My thoughts on the NY Times article: Troves of Personal Data, Forbidden to Researchers

Wednesday, May 23, 2012
File under: Seminar Room

Cross-post from my tumblr

The NY Times has an article basically complaining that the big social network sites aren’t releasing their data and that they are hurting research.

Actually, I can understand the companies here. Releasing such data is a big privacy issue because it’s very hard to make sure your data is anonymized. Anyone still remembers why there wasn’t a second Netflix competition? They got sued after the first run and decided to cancel it because they couldn’t ensure to protect the users privacy.

For many of those companies, that big pile of data is basically all they have, so they won’t just give it away for free, be it for research purposes, or not.

Also, data always used to be pretty scarce in social network research. If you look at review articles on social networks like this one, you see that most of the research focused on a small number of data sets, for example, the karate school data set, the dolphin data set, or the monastery data set, all of which have been assembled by hand by some researchers. Ironically, the largest available data set so far is the Enron data set which has been released as part of the trial against the Enron bankruptcy.

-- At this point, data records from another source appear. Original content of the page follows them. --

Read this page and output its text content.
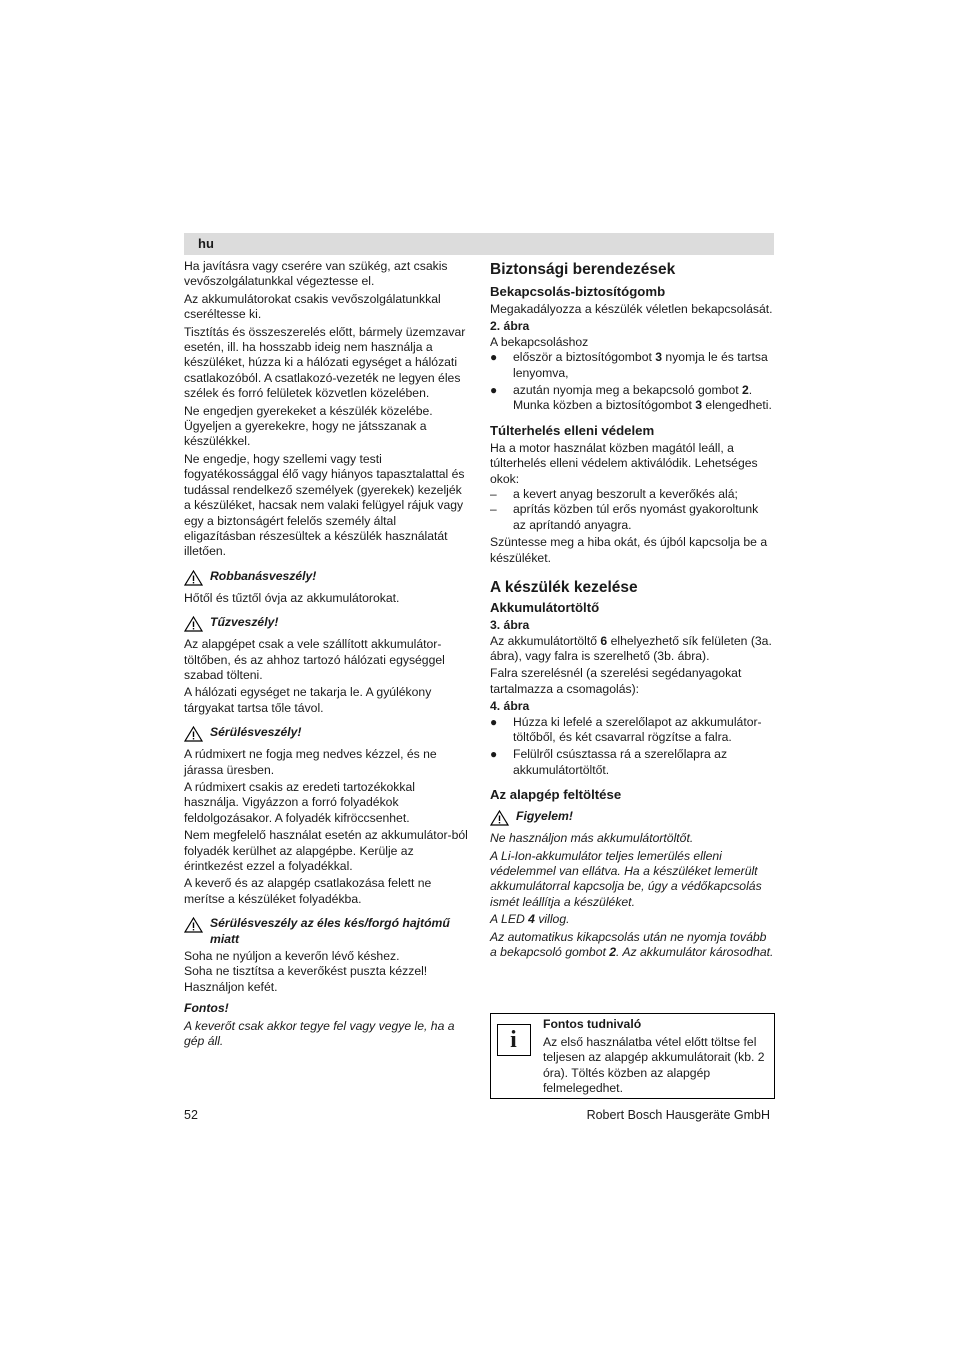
hu
Ha javításra vagy cserére van szükég, azt csakis vevőszolgálatunkkal végeztesse el.
Az akkumulátorokat csakis vevőszolgálatunkkal cseréltesse ki.
Tisztítás és összeszerelés előtt, bármely üzemzavar esetén, ill. ha hosszabb ideig nem használja a készüléket, húzza ki a hálózati egységet a hálózati csatlakozóból. A csatlakozó-vezeték ne legyen éles szélek és forró felületek közvetlen közelében.
Ne engedjen gyerekeket a készülék közelébe. Ügyeljen a gyerekekre, hogy ne játsszanak a készülékkel.
Ne engedje, hogy szellemi vagy testi fogyatékossággal élő vagy hiányos tapasztalattal és tudással rendelkező személyek (gyerekek) kezeljék a készüléket, hacsak nem valaki felügyel rájuk vagy egy a biztonságért felelős személy által eligazításban részesültek a készülék használatát illetően.
Robbanásveszély!
Hőtől és tűztől óvja az akkumulátorokat.
Tűzveszély!
Az alapgépet csak a vele szállított akkumulátor-töltőben, és az ahhoz tartozó hálózati egységgel szabad tölteni.
A hálózati egységet ne takarja le. A gyúlékony tárgyakat tartsa tőle távol.
Sérülésveszély!
A rúdmixert ne fogja meg nedves kézzel, és ne járassa üresben.
A rúdmixert csakis az eredeti tartozékokkal használja. Vigyázzon a forró folyadékok feldolgozásakor. A folyadék kifröccsenhet.
Nem megfelelő használat esetén az akkumulátor-ból folyadék kerülhet az alapgépbe. Kerülje az érintkezést ezzel a folyadékkal.
A keverő és az alapgép csatlakozása felett ne merítse a készüléket folyadékba.
Sérülésveszély az éles kés/forgó hajtómű miatt
Soha ne nyúljon a keverőn lévő késhez.
Soha ne tisztítsa a keverőkést puszta kézzel! Használjon kefét.
Fontos!
A keverőt csak akkor tegye fel vagy vegye le, ha a gép áll.
Biztonsági berendezések
Bekapcsolás-biztosítógomb
Megakadályozza a készülék véletlen bekapcsolását.
2. ábra
A bekapcsoláshoz
●	először a biztosítógombot 3 nyomja le és tartsa lenyomva,
●	azután nyomja meg a bekapcsoló gombot 2. Munka közben a biztosítógombot 3 elengedheti.
Túlterhelés elleni védelem
Ha a motor használat közben magától leáll, a túlterhelés elleni védelem aktiválódik. Lehetséges okok:
–	a kevert anyag beszorult a keverőkés alá;
–	aprítás közben túl erős nyomást gyakoroltunk az aprítandó anyagra.
Szüntesse meg a hiba okát, és újból kapcsolja be a készüléket.
A készülék kezelése
Akkumulátortöltő
3. ábra
Az akkumulátortöltő 6 elhelyezhető sík felületen (3a. ábra), vagy falra is szerelhető (3b. ábra).
Falra szerelésnél (a szerelési segédanyagokat tartalmazza a csomagolás):
4. ábra
●	Húzza ki lefelé a szerelőlapot az akkumulátor-töltőből, és két csavarral rögzítse a falra.
●	Felülről csúsztassa rá a szerelőlapra az akkumulátortöltőt.
Az alapgép feltöltése
Figyelem!
Ne használjon más akkumulátortöltőt.
A Li-Ion-akkumulátor teljes lemerülés elleni védelemmel van ellátva. Ha a készüléket lemerült akkumulátorral kapcsolja be, úgy a védőkapcsolás ismét leállítja a készüléket.
A LED 4 villog.
Az automatikus kikapcsolás után ne nyomja tovább a bekapcsoló gombot 2. Az akkumulátor károsodhat.
i
Fontos tudnivaló
Az első használatba vétel előtt töltse fel teljesen az alapgép akkumulátorait (kb. 2 óra). Töltés közben az alapgép felmelegedhet.
52	Robert Bosch Hausgeräte GmbH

So I think it’s wrong to expect companies like Twitter to happily release a substantial portion of their data for research purposes. On the other hand, I also think there is a very real problem of poorly validated research in that area. For example, Daniel Gayo-Avello has this very interesting review article on arXiv where he discusses that many papers on predicting elections are seriously flawed. Another example is the paper “Twitter mood predicts the stock market” by Johan Bollen et al. which is also seriously methodologically flawed.

Again I think is wrong to blame the lack of available data here. Of course it’s easier to validate research if you have the data to rerun the experiments and analyses, but I think (as I’ve said before) that we also need to resist the urge to jump the current big data and data science wave and get back to doing properly validate research in the first place.